The Vitamin B12 molecule in 3-D

The Vitamin B12 (cyanocobalamin) molecule - rotatable in 3 dimensions

Vitamin B12 is quite a complex molecule, and uniquely it contains the metal cobalt. There are several of these cobalamin compounds, but none are synthesised by plants or animals - they must be originally obtained from bacteria. Ruminant animals are quite important here as their gut contains many bacteria and having absorbed some of these products, their meat is a source of vitamin B12. In fact vitamin B12 in the diet is bound by various proteins and within the digestive system a number of molecules are produced to assist in its absorption, which sometimes cause problems. The possible contribution by bacteria in the human gut is somewhat debatable.
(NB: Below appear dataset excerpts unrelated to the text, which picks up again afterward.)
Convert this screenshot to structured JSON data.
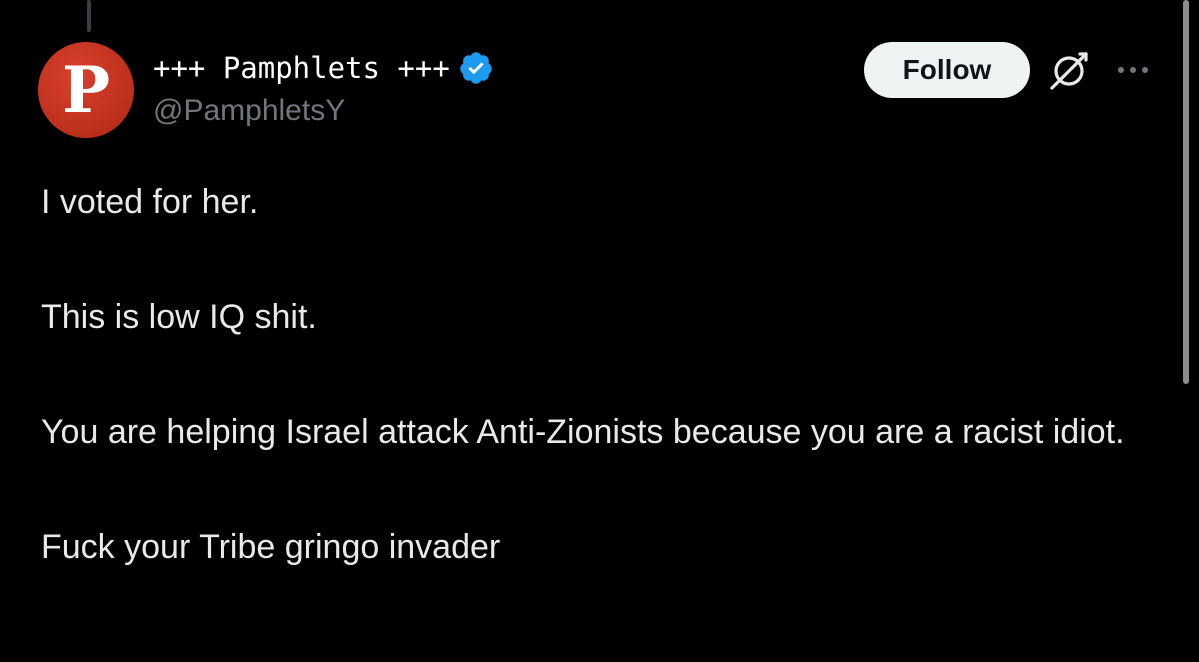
{
  "author": {
    "display_name": "+++ Pamphlets +++",
    "handle": "@PamphletsY",
    "avatar_letter": "P",
    "avatar_color": "#c0321e",
    "verified": true,
    "verified_color": "#1d9bf0"
  },
  "actions": {
    "follow_label": "Follow",
    "grok_icon": "grok-icon",
    "more_icon": "more-icon"
  },
  "tweet": {
    "line1": "I voted for her.",
    "line2": "This is low IQ shit.",
    "line3": "You are helping Israel attack Anti-Zionists because you are a racist idiot.",
    "line4": "Fuck your Tribe gringo invader"
  },
  "colors": {
    "background": "#000000",
    "text": "#e7e9ea",
    "secondary_text": "#71767b",
    "follow_bg": "#eff3f4"
  }
}
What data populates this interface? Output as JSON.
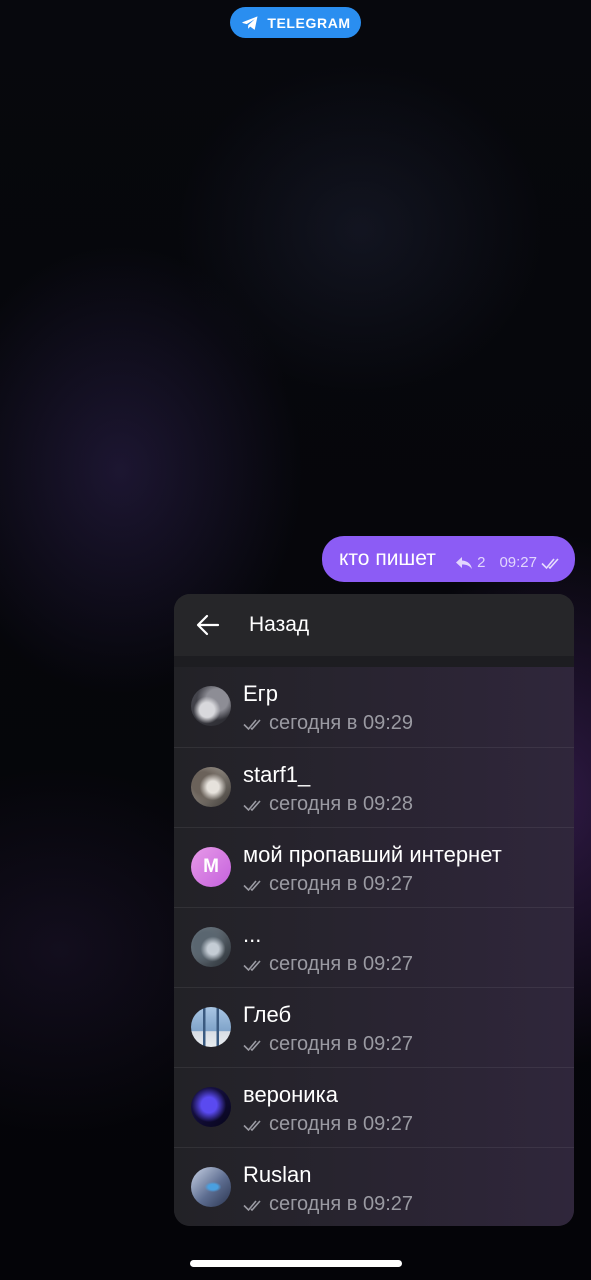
{
  "top_badge": {
    "label": "TELEGRAM",
    "icon": "telegram-plane-icon",
    "color": "#2a8ef0"
  },
  "message": {
    "text": "кто пишет",
    "reply_count": "2",
    "time": "09:27",
    "status_icon": "double-check-icon",
    "bubble_color": "#8c5cf5"
  },
  "panel": {
    "back_label": "Назад",
    "readers": [
      {
        "name": "Егр",
        "status": "сегодня в 09:29",
        "avatar": "photo"
      },
      {
        "name": "starf1_",
        "status": "сегодня в 09:28",
        "avatar": "photo"
      },
      {
        "name": "мой пропавший интернет",
        "status": "сегодня в 09:27",
        "avatar_letter": "M"
      },
      {
        "name": "...",
        "status": "сегодня в 09:27",
        "avatar": "photo"
      },
      {
        "name": "Глеб",
        "status": "сегодня в 09:27",
        "avatar": "photo"
      },
      {
        "name": "вероника",
        "status": "сегодня в 09:27",
        "avatar": "photo"
      },
      {
        "name": "Ruslan",
        "status": "сегодня в 09:27",
        "avatar": "photo"
      }
    ]
  }
}
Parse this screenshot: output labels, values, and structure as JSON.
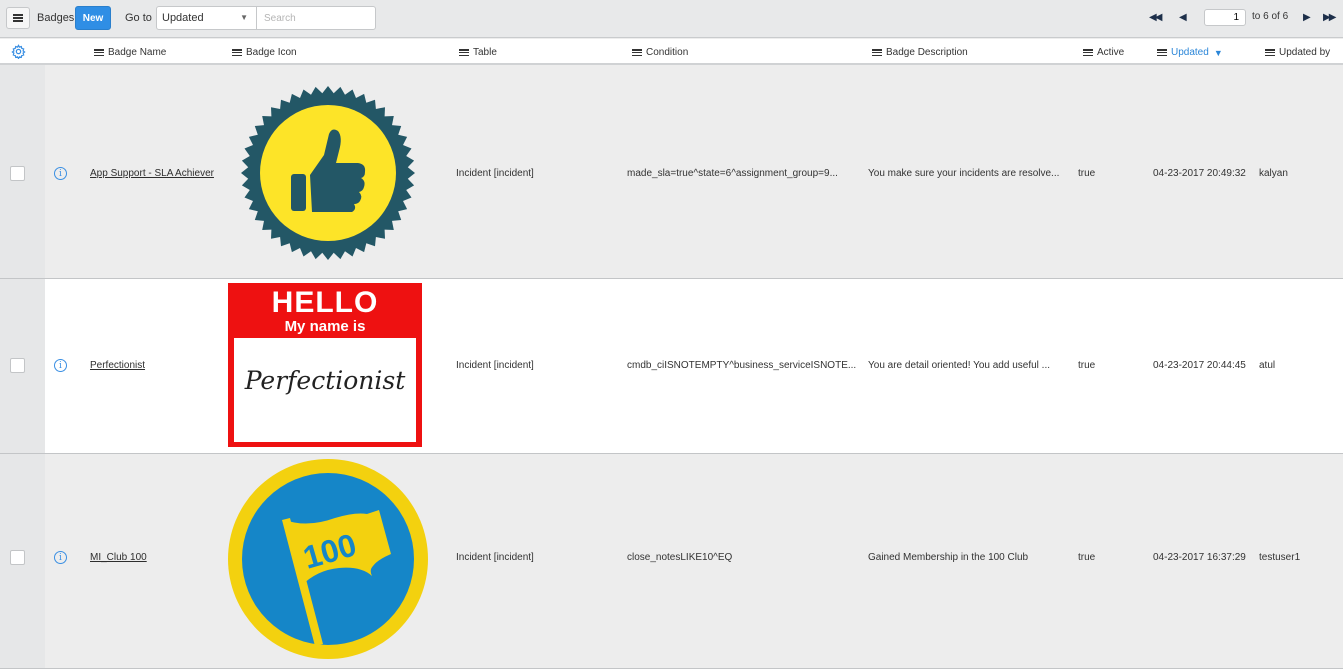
{
  "toolbar": {
    "title": "Badges",
    "new_label": "New",
    "goto_label": "Go to",
    "goto_selected": "Updated",
    "search_placeholder": "Search",
    "search_value": ""
  },
  "pager": {
    "current_page_input": "1",
    "range_text": "to 6 of 6"
  },
  "columns": [
    {
      "label": "Badge Name"
    },
    {
      "label": "Badge Icon"
    },
    {
      "label": "Table"
    },
    {
      "label": "Condition"
    },
    {
      "label": "Badge Description"
    },
    {
      "label": "Active"
    },
    {
      "label": "Updated",
      "sorted": "descending"
    },
    {
      "label": "Updated by"
    }
  ],
  "rows": [
    {
      "name": "App Support - SLA Achiever",
      "icon": "thumbs-up-seal-badge",
      "table": "Incident [incident]",
      "condition": "made_sla=true^state=6^assignment_group=9...",
      "description": "You make sure your incidents are resolve...",
      "active": "true",
      "updated": "04-23-2017 20:49:32",
      "updated_by": "kalyan"
    },
    {
      "name": "Perfectionist",
      "icon": "hello-name-tag-badge",
      "icon_text": {
        "line1": "HELLO",
        "line2": "My name is",
        "name": "Perfectionist"
      },
      "table": "Incident [incident]",
      "condition": "cmdb_ciISNOTEMPTY^business_serviceISNOTE...",
      "description": "You are detail oriented! You add useful ...",
      "active": "true",
      "updated": "04-23-2017 20:44:45",
      "updated_by": "atul"
    },
    {
      "name": "MI_Club 100",
      "icon": "flag-100-badge",
      "icon_text": {
        "flag": "100"
      },
      "table": "Incident [incident]",
      "condition": "close_notesLIKE10^EQ",
      "description": "Gained Membership in the 100 Club",
      "active": "true",
      "updated": "04-23-2017 16:37:29",
      "updated_by": "testuser1"
    }
  ],
  "colors": {
    "accent_blue": "#2f8ee5",
    "sorted_column": "#2b86d8",
    "seal_dark": "#235766",
    "seal_yellow": "#fde428",
    "tag_red": "#ee1111",
    "club_blue": "#1586c8",
    "club_yellow": "#f3d10f"
  }
}
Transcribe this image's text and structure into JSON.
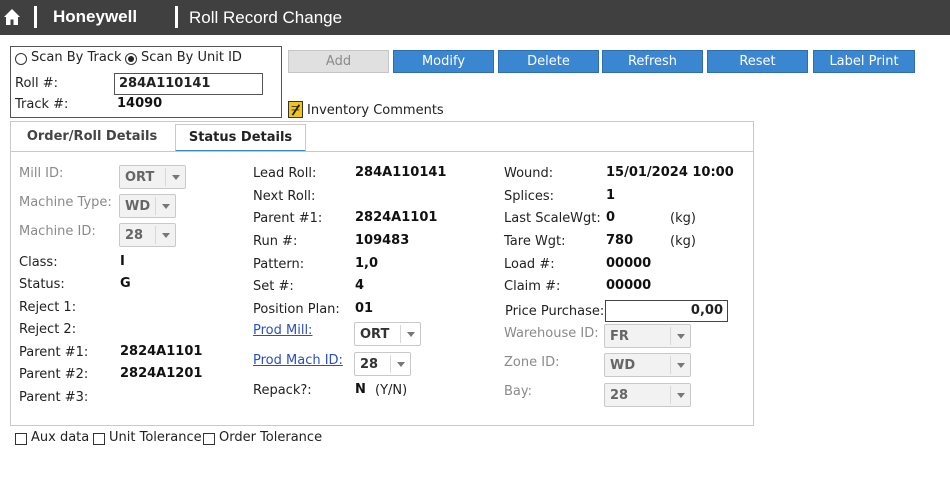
{
  "header": {
    "brand": "Honeywell",
    "title": "Roll Record Change",
    "home_icon": "home-icon"
  },
  "scan": {
    "option_track": "Scan By Track",
    "option_unit": "Scan By Unit ID",
    "selected": "Scan By Unit ID",
    "roll_label": "Roll #:",
    "roll_value": "284A110141",
    "track_label": "Track #:",
    "track_value": "14090"
  },
  "toolbar": {
    "add": "Add",
    "modify": "Modify",
    "delete": "Delete",
    "refresh": "Refresh",
    "reset": "Reset",
    "label_print": "Label Print",
    "inventory_comments": "Inventory Comments"
  },
  "tabs": {
    "order_roll": "Order/Roll Details",
    "status": "Status Details",
    "active": "Status Details"
  },
  "col1": {
    "mill_id_label": "Mill ID:",
    "mill_id_value": "ORT",
    "machine_type_label": "Machine Type:",
    "machine_type_value": "WD",
    "machine_id_label": "Machine ID:",
    "machine_id_value": "28",
    "class_label": "Class:",
    "class_value": "I",
    "status_label": "Status:",
    "status_value": "G",
    "reject1_label": "Reject 1:",
    "reject2_label": "Reject 2:",
    "parent1_label": "Parent #1:",
    "parent1_value": "2824A1101",
    "parent2_label": "Parent #2:",
    "parent2_value": "2824A1201",
    "parent3_label": "Parent #3:"
  },
  "col2": {
    "lead_roll_label": "Lead Roll:",
    "lead_roll_value": "284A110141",
    "next_roll_label": "Next Roll:",
    "parent1_label": "Parent #1:",
    "parent1_value": "2824A1101",
    "run_label": "Run #:",
    "run_value": "109483",
    "pattern_label": "Pattern:",
    "pattern_value": "1,0",
    "set_label": "Set #:",
    "set_value": "4",
    "position_plan_label": "Position Plan:",
    "position_plan_value": "01",
    "prod_mill_label": "Prod Mill:",
    "prod_mill_value": "ORT",
    "prod_mach_label": "Prod Mach ID:",
    "prod_mach_value": "28",
    "repack_label": "Repack?:",
    "repack_value": "N",
    "repack_hint": "(Y/N)"
  },
  "col3": {
    "wound_label": "Wound:",
    "wound_value": "15/01/2024 10:00",
    "splices_label": "Splices:",
    "splices_value": "1",
    "last_scale_label": "Last ScaleWgt:",
    "last_scale_value": "0",
    "last_scale_unit": "(kg)",
    "tare_label": "Tare Wgt:",
    "tare_value": "780",
    "tare_unit": "(kg)",
    "load_label": "Load #:",
    "load_value": "00000",
    "claim_label": "Claim #:",
    "claim_value": "00000",
    "price_label": "Price Purchase:",
    "price_value": "0,00",
    "warehouse_label": "Warehouse ID:",
    "warehouse_value": "FR",
    "zone_label": "Zone ID:",
    "zone_value": "WD",
    "bay_label": "Bay:",
    "bay_value": "28"
  },
  "footer": {
    "aux_data": "Aux data",
    "unit_tolerance": "Unit Tolerance",
    "order_tolerance": "Order Tolerance"
  }
}
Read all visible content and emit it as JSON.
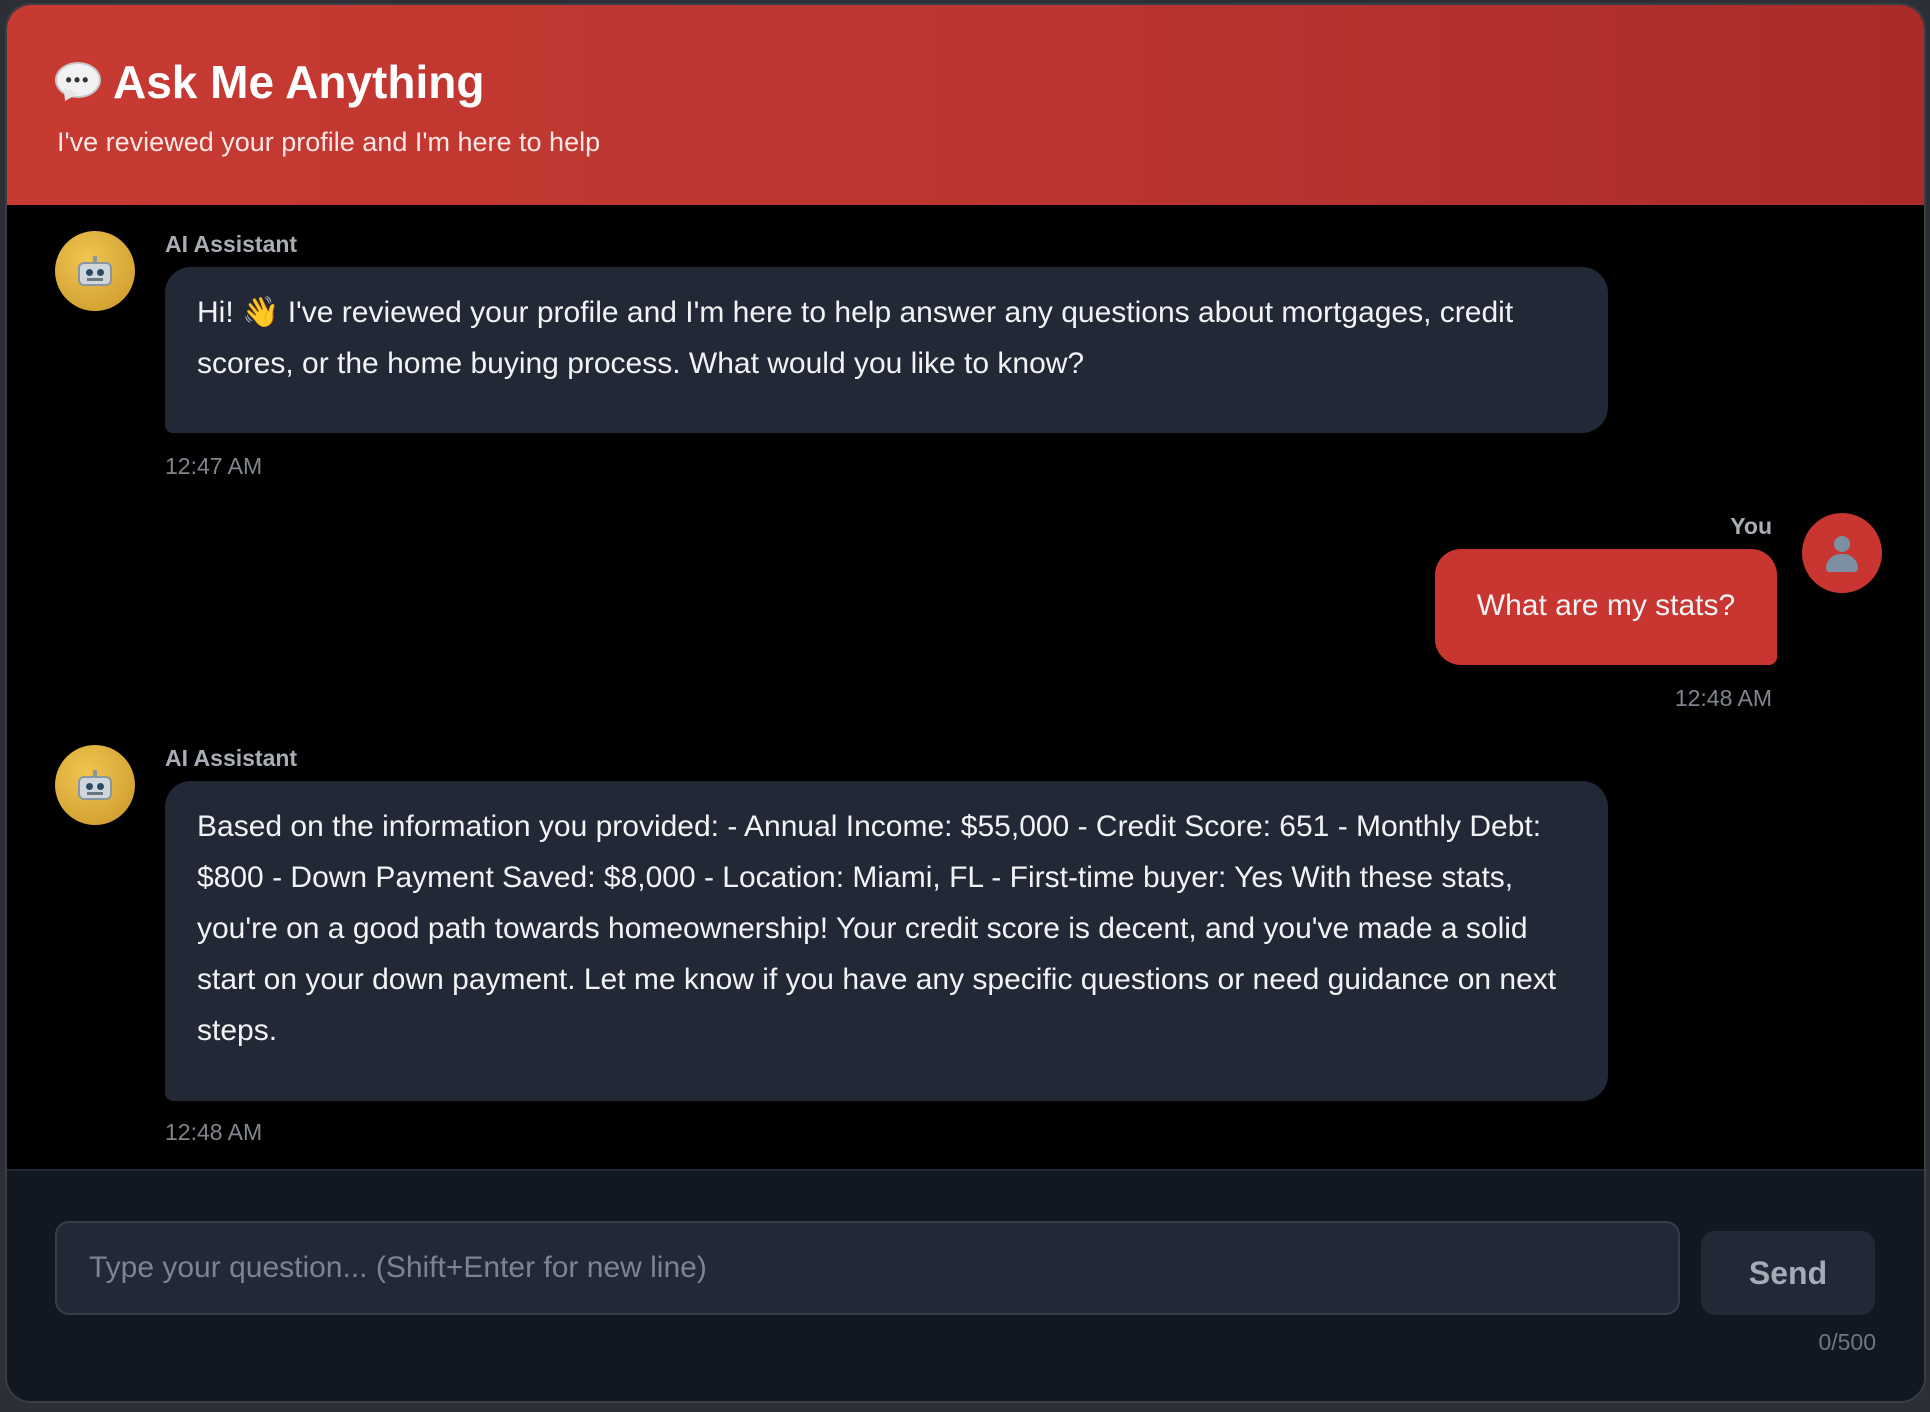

It is involved in synthesis and repair of DNA, important in cell division, and also involved on fatty acid synthesis and energy metabolism.

In the middle of the molecule is a corrin ring (rather like a porphyrin ring) composed of 4 pyrrole subunits, with amide groups projecting out sideways. From another one of these, a section like a nucleotide (consisting of phosphate, ribose and a dimethylbenzimidazole group) extends underneath the ring. The cobalt atom is held between 5 nitrogen atoms. In cyanocobalamin, a cyanide group is attached here. In the liver this is converted to other forms and then the acive form adenosylcobalamin.